Surjective functions

l888l888l888 · #1 $Old$ November 3rd, 2009, 04:18 PM

let f: From A to B. let g: From B to A.

How do I prove f(g(x)) = x (indentity function) implies f is onto (surjective).

HallsofIvy · #2 $Old$ November 4th, 2009, 04:23 AM

Quote:

Originally Posted by l888l888l888 $View Post$

let f: From A to B. let g: From B to A.

How do I prove f(g(x)) = x (indentity function) implies f is onto (surjective).

Suppose f is NOT surjective. Then there exist y in B such that, for all x in A, $f(x)\ne y$ . Now, what is f(g(y))?

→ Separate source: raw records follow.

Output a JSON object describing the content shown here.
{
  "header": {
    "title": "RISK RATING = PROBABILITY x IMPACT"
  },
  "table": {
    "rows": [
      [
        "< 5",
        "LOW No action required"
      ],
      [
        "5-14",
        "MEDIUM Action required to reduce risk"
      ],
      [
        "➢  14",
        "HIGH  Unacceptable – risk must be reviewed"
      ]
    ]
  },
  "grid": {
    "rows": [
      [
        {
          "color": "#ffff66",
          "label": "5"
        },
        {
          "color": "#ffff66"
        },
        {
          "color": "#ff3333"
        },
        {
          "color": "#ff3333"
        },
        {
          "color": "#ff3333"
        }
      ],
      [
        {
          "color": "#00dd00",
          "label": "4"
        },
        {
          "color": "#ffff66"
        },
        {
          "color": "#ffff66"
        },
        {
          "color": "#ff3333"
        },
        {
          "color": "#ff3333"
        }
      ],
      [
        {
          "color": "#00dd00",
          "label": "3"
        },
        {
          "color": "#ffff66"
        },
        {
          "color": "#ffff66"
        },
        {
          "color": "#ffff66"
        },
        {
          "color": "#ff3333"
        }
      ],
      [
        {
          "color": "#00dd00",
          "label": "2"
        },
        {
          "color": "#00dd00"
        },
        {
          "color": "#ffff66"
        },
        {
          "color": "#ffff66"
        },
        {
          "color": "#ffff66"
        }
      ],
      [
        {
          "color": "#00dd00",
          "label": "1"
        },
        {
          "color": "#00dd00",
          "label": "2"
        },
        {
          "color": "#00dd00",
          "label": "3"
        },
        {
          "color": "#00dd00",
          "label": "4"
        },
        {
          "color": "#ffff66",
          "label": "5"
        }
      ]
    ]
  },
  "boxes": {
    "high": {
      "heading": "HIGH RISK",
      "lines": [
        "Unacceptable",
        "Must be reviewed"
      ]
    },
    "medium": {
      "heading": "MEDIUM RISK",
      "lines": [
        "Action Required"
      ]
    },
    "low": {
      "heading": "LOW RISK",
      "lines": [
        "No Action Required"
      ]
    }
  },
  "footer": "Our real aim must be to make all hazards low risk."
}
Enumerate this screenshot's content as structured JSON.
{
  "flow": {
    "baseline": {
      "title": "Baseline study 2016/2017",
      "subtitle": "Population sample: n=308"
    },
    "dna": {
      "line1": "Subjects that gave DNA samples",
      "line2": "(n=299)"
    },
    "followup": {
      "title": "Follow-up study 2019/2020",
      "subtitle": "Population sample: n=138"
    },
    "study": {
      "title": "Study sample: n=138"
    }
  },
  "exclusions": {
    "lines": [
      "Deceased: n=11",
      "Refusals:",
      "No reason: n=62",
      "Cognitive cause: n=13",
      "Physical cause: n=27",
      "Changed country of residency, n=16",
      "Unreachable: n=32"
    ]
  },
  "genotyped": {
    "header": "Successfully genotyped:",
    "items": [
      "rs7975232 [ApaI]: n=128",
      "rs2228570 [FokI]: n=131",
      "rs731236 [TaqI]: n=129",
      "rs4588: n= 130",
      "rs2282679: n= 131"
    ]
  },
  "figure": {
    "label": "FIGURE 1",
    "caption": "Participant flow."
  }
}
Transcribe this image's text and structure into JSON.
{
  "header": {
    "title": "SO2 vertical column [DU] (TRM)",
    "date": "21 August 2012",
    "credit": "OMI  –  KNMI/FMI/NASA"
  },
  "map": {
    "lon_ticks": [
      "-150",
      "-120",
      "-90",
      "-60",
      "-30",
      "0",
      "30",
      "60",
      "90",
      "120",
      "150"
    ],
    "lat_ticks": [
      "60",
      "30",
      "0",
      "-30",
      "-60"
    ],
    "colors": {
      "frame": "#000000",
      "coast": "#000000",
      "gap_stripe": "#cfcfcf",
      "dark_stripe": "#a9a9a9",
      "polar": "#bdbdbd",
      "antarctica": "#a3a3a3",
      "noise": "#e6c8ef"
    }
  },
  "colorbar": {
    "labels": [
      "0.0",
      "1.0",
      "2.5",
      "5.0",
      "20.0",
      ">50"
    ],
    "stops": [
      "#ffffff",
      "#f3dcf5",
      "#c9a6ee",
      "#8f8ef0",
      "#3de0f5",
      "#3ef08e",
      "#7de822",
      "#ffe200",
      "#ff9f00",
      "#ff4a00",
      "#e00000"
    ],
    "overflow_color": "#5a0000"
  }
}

l888l888l888 · #3 $Old$ November 4th, 2009, 08:53 AM

f(g(y))= y because f(g(x))=x

Drexel28 · #4 $Old$ November 4th, 2009, 05:51 PM

More explicitly (like HallsOfIvy said)

Problem: Suppose that $f:X\mapsto Y$ and $g:Y\mapsto X$ are functions such that $f\circ g=\iota_Y$ (identity mapping on Y). Prove that $f:X\mapsto Y$ is surjective.

Proof: Let $y\in Y$ . Since $g:Y\mapsto X$ we know that $g(y)\in X$ . Therefore $f(g(y))=y$ since $f\circ g=\iota_Y$ . And since $y$ was arbitrary this proves surjectivity.